The main thing is that looking out those windows was how the neighbors noticed there was a house inside the Coca-Cola billboard. From the outset, opinions were divided.
Some neighbors went “Ha, ha, ha” and deep down wanted to say—without actually taking the risk of doing so—that Ramón was a moron. Some neigbors asked, “What’s he doing up there?” trying to provoke a knowing response that would confirm the smirking individuals’ hypothesis: “Yes, he’s a moron.” A third, more serious group existed, and they went straight for a psychiatric diagnosis: “He’s mad.” “And what difference is there between a madman and a moron?” “Zilch.”
In this wonderfully illuminating and endearing book, I learned how when many events in the world happen, causality is often attributed to them without seeking clarity on how and what exactly happened. In no time at all, sides are taken. Fingers are pointed. Sparks fly. Violence ensues. The truth, however, lies in a place that has no connection to what may be happening “on the ground.” This powerful message is at the core of this book. Life is complicated. In order to process it all, the best possible recourse is take a step back (or above, if you please), and introspect on it. If all of us could do this at every juncture of our lives, would we be onto something wondrous?
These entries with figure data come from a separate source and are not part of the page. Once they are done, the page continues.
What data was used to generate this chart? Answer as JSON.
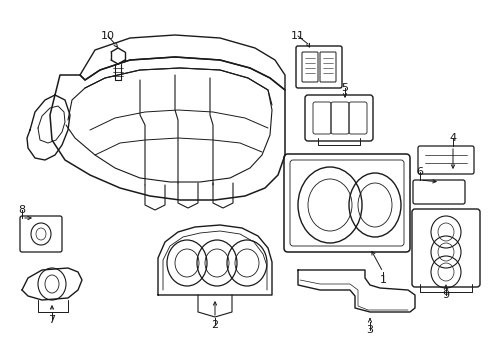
{
  "bg_color": "#ffffff",
  "line_color": "#1a1a1a",
  "figsize": [
    4.89,
    3.6
  ],
  "dpi": 100
}
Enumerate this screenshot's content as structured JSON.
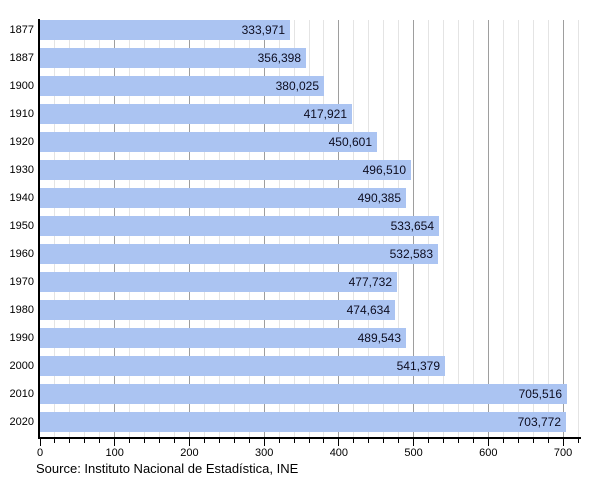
{
  "chart_data": {
    "type": "bar",
    "orientation": "horizontal",
    "categories": [
      "1877",
      "1887",
      "1900",
      "1910",
      "1920",
      "1930",
      "1940",
      "1950",
      "1960",
      "1970",
      "1980",
      "1990",
      "2000",
      "2010",
      "2020"
    ],
    "values": [
      333971,
      356398,
      380025,
      417921,
      450601,
      496510,
      490385,
      533654,
      532583,
      477732,
      474634,
      489543,
      541379,
      705516,
      703772
    ],
    "value_labels": [
      "333,971",
      "356,398",
      "380,025",
      "417,921",
      "450,601",
      "496,510",
      "490,385",
      "533,654",
      "532,583",
      "477,732",
      "474,634",
      "489,543",
      "541,379",
      "705,516",
      "703,772"
    ],
    "title": "",
    "xlabel": "",
    "ylabel": "",
    "x_tick_labels": [
      "0",
      "100",
      "200",
      "300",
      "400",
      "500",
      "600",
      "700"
    ],
    "xlim": [
      0,
      720
    ],
    "x_major_tick_interval": 100,
    "x_minor_tick_interval": 20,
    "axis_value_scale": 1000,
    "grid": true,
    "legend": false,
    "bar_color": "#abc4f2",
    "major_grid_color": "#9e9e9e",
    "minor_grid_color": "#e4e4e4",
    "axis_color": "#000000",
    "value_label_color": "#0d0d20"
  },
  "source_note": "Source: Instituto Nacional de Estadística, INE"
}
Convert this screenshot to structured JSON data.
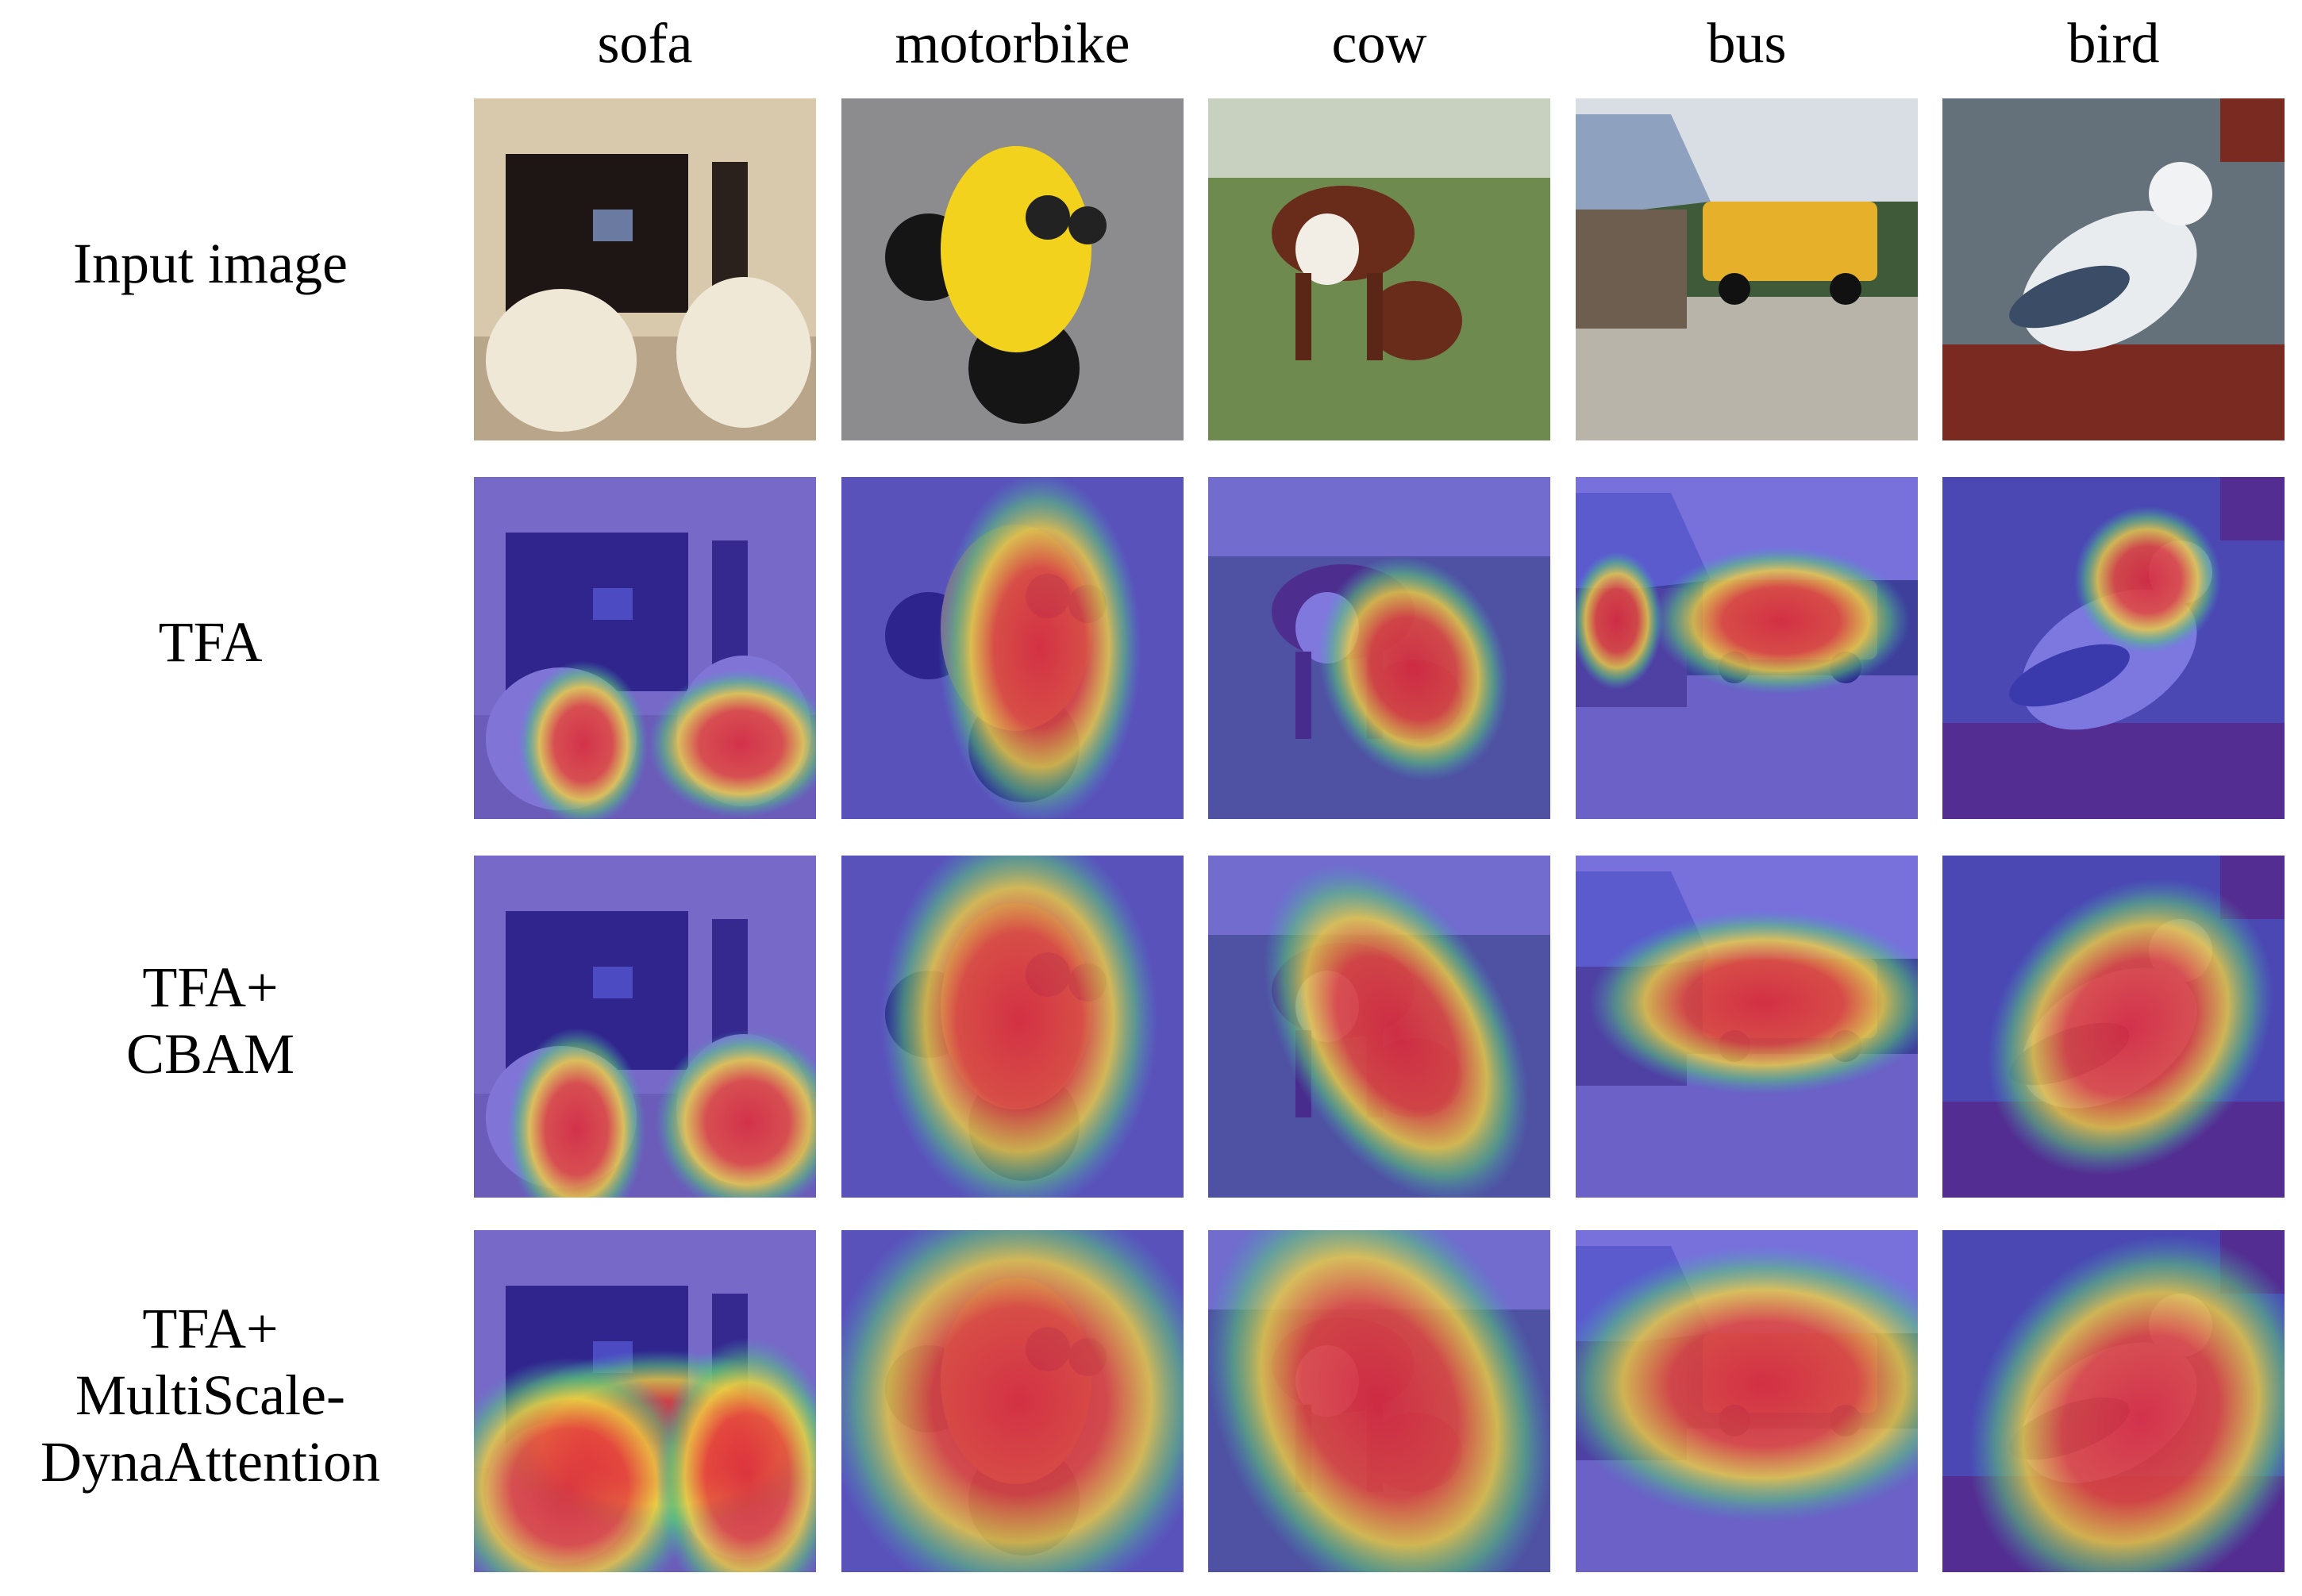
{
  "columns": [
    "sofa",
    "motorbike",
    "cow",
    "bus",
    "bird"
  ],
  "rows": [
    {
      "label": [
        "Input image"
      ]
    },
    {
      "label": [
        "TFA"
      ]
    },
    {
      "label": [
        "TFA+",
        "CBAM"
      ]
    },
    {
      "label": [
        "TFA+",
        "MultiScale-",
        "DynaAttention"
      ]
    }
  ]
}
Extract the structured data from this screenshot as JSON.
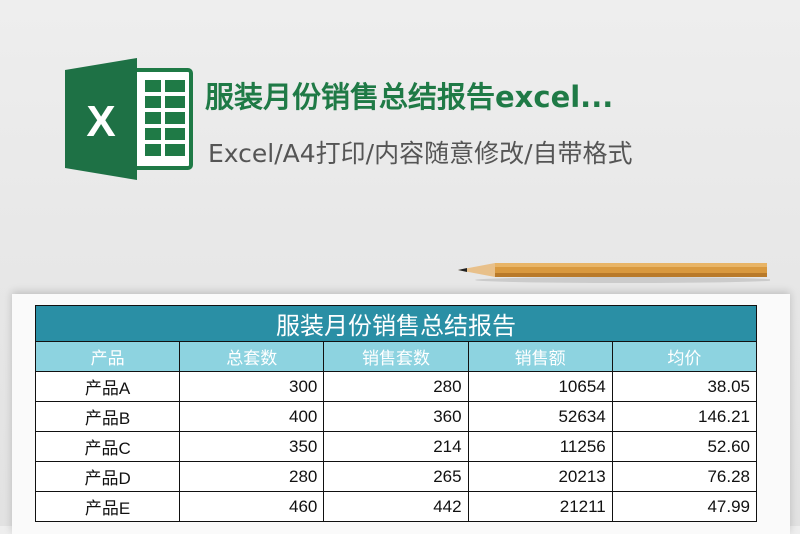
{
  "header": {
    "title": "服装月份销售总结报告excel...",
    "subtitle": "Excel/A4打印/内容随意修改/自带格式",
    "logo_text": "X",
    "brand_color": "#1f7a46"
  },
  "sheet": {
    "title": "服装月份销售总结报告",
    "columns": [
      "产品",
      "总套数",
      "销售套数",
      "销售额",
      "均价"
    ],
    "rows": [
      [
        "产品A",
        "300",
        "280",
        "10654",
        "38.05"
      ],
      [
        "产品B",
        "400",
        "360",
        "52634",
        "146.21"
      ],
      [
        "产品C",
        "350",
        "214",
        "11256",
        "52.60"
      ],
      [
        "产品D",
        "280",
        "265",
        "20213",
        "76.28"
      ],
      [
        "产品E",
        "460",
        "442",
        "21211",
        "47.99"
      ]
    ],
    "title_color": "#2a8fa5",
    "header_color": "#8dd3e0"
  }
}
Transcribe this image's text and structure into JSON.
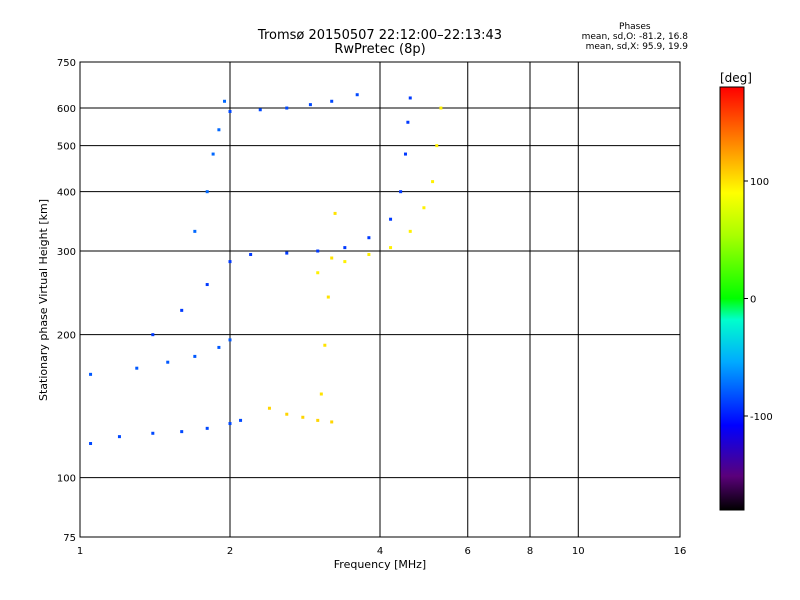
{
  "title": "Tromsø 20150507 22:12:00–22:13:43",
  "subtitle": "RwPretec (8p)",
  "phase_box": {
    "heading": "Phases",
    "line_o": "mean, sd,O: -81.2, 16.8",
    "line_x": "mean, sd,X:  95.9, 19.9"
  },
  "colorbar": {
    "unit": "[deg]",
    "ticks": [
      {
        "value": 100,
        "label": "100"
      },
      {
        "value": 0,
        "label": "0"
      },
      {
        "value": -100,
        "label": "-100"
      }
    ],
    "range": [
      -180,
      180
    ]
  },
  "chart_data": {
    "type": "scatter",
    "xlabel": "Frequency [MHz]",
    "ylabel": "Stationary phase Virtual Height [km]",
    "x_scale": "log",
    "y_scale": "log",
    "xlim": [
      1,
      16
    ],
    "ylim": [
      75,
      750
    ],
    "grid": true,
    "x_ticks": [
      {
        "value": 1,
        "label": "1"
      },
      {
        "value": 2,
        "label": "2"
      },
      {
        "value": 4,
        "label": "4"
      },
      {
        "value": 6,
        "label": "6"
      },
      {
        "value": 8,
        "label": "8"
      },
      {
        "value": 10,
        "label": "10"
      },
      {
        "value": 16,
        "label": "16"
      }
    ],
    "y_ticks": [
      {
        "value": 75,
        "label": "75"
      },
      {
        "value": 100,
        "label": "100"
      },
      {
        "value": 200,
        "label": "200"
      },
      {
        "value": 300,
        "label": "300"
      },
      {
        "value": 400,
        "label": "400"
      },
      {
        "value": 500,
        "label": "500"
      },
      {
        "value": 600,
        "label": "600"
      },
      {
        "value": 750,
        "label": "750"
      }
    ],
    "traces": [
      {
        "mode": "O",
        "phase": -85,
        "points": [
          [
            1.05,
            118
          ],
          [
            1.2,
            122
          ],
          [
            1.4,
            124
          ],
          [
            1.6,
            125
          ],
          [
            1.8,
            127
          ],
          [
            2.0,
            130
          ],
          [
            2.1,
            132
          ]
        ]
      },
      {
        "mode": "O",
        "phase": -80,
        "points": [
          [
            1.05,
            165
          ],
          [
            1.3,
            170
          ],
          [
            1.5,
            175
          ],
          [
            1.7,
            180
          ],
          [
            1.9,
            188
          ],
          [
            2.0,
            195
          ]
        ]
      },
      {
        "mode": "O",
        "phase": -90,
        "points": [
          [
            1.4,
            200
          ],
          [
            1.6,
            225
          ],
          [
            1.8,
            255
          ],
          [
            2.0,
            285
          ],
          [
            2.2,
            295
          ],
          [
            2.6,
            297
          ],
          [
            3.0,
            300
          ],
          [
            3.4,
            305
          ],
          [
            3.8,
            320
          ],
          [
            4.2,
            350
          ],
          [
            4.4,
            400
          ],
          [
            4.5,
            480
          ],
          [
            4.55,
            560
          ],
          [
            4.6,
            630
          ]
        ]
      },
      {
        "mode": "O",
        "phase": -85,
        "points": [
          [
            2.0,
            590
          ],
          [
            2.3,
            595
          ],
          [
            2.6,
            600
          ],
          [
            2.9,
            610
          ],
          [
            3.2,
            620
          ],
          [
            3.6,
            640
          ]
        ]
      },
      {
        "mode": "O",
        "phase": -75,
        "points": [
          [
            1.7,
            330
          ],
          [
            1.8,
            400
          ],
          [
            1.85,
            480
          ],
          [
            1.9,
            540
          ],
          [
            1.95,
            620
          ]
        ]
      },
      {
        "mode": "X",
        "phase": 95,
        "points": [
          [
            3.0,
            270
          ],
          [
            3.4,
            285
          ],
          [
            3.8,
            295
          ],
          [
            4.2,
            305
          ],
          [
            4.6,
            330
          ],
          [
            4.9,
            370
          ],
          [
            5.1,
            420
          ],
          [
            5.2,
            500
          ],
          [
            5.3,
            600
          ]
        ]
      },
      {
        "mode": "X",
        "phase": 105,
        "points": [
          [
            2.4,
            140
          ],
          [
            2.6,
            136
          ],
          [
            2.8,
            134
          ],
          [
            3.0,
            132
          ],
          [
            3.2,
            131
          ]
        ]
      },
      {
        "mode": "X",
        "phase": 100,
        "points": [
          [
            3.05,
            150
          ],
          [
            3.1,
            190
          ],
          [
            3.15,
            240
          ],
          [
            3.2,
            290
          ],
          [
            3.25,
            360
          ]
        ]
      }
    ]
  }
}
Ramón’s presence several hundred feet above the ground is, literally, like a muezzin call from up above to people in his community to consider this possibility. The people are too busy, unfortunately, labelling him a moron, instead of wondering what exactly may be at work. They’re also way busier trying to diss the homeless people making a mess around their neighborhood, oblivious, during their recriminations, that they too were once on the streets before they found themselves a secure haven in the janky housing complex where most residents barely make ends meet.
From up above, on his frequent visits with Ramón, Miguel himself begins to see how life as it happens on the ground is full of incoherence and injustice. Belonging in society didn’t mean that you were not alone.
From up above, life showed you its transparent threads. Sometimes you wanted to open your eyes and follow their course. At others, you preferred to squeeze your eyes shut and not let in any kind of light.
“Don’t you get sad, being up here by yourself?” I asked, moved by a sense of sorrow I couldn’t shake.
“No.”
Ramon’s monosyllables and silences forced me to find the answers to my questions. This time, the answer went roughly like this: it didn’t matter if you were a young boy or a decrepit old man, down below you didn’t have any more company than what you had up here.
By the time the story winds down, we’ve been presented with several truths. Acceptance in society cost us. It means toeing the line of the many simply in order to remain inside the borders drawn for us. Sometimes, just in order to be part of the herd, it behoves us to stick to the rules, even at the risk of losing one’s compassion and humanity.
Ferrada’s unforgettable tale ends with a debacle that leads those in the housing complex to cast aspersions, with no basis whatsoever, on the homeless people sullying their existence. We begin to see why Ramón never wished to descend to the level of the rest of the people in the town.
Cries rang out. From one side and the other. Or sobs, I don’t know. At that stage, not even the individuals who had started the whole thing and were so sure of being right understood what was happening. Brave as they were, they fled.
This war was not written in any book, but those of us who took part still remember that it started with somebody who was right, and that it was kept alive by words launched to and fro.
Great one
A novella? Who can’t make time for that? Just a little amuse bouche between main courses!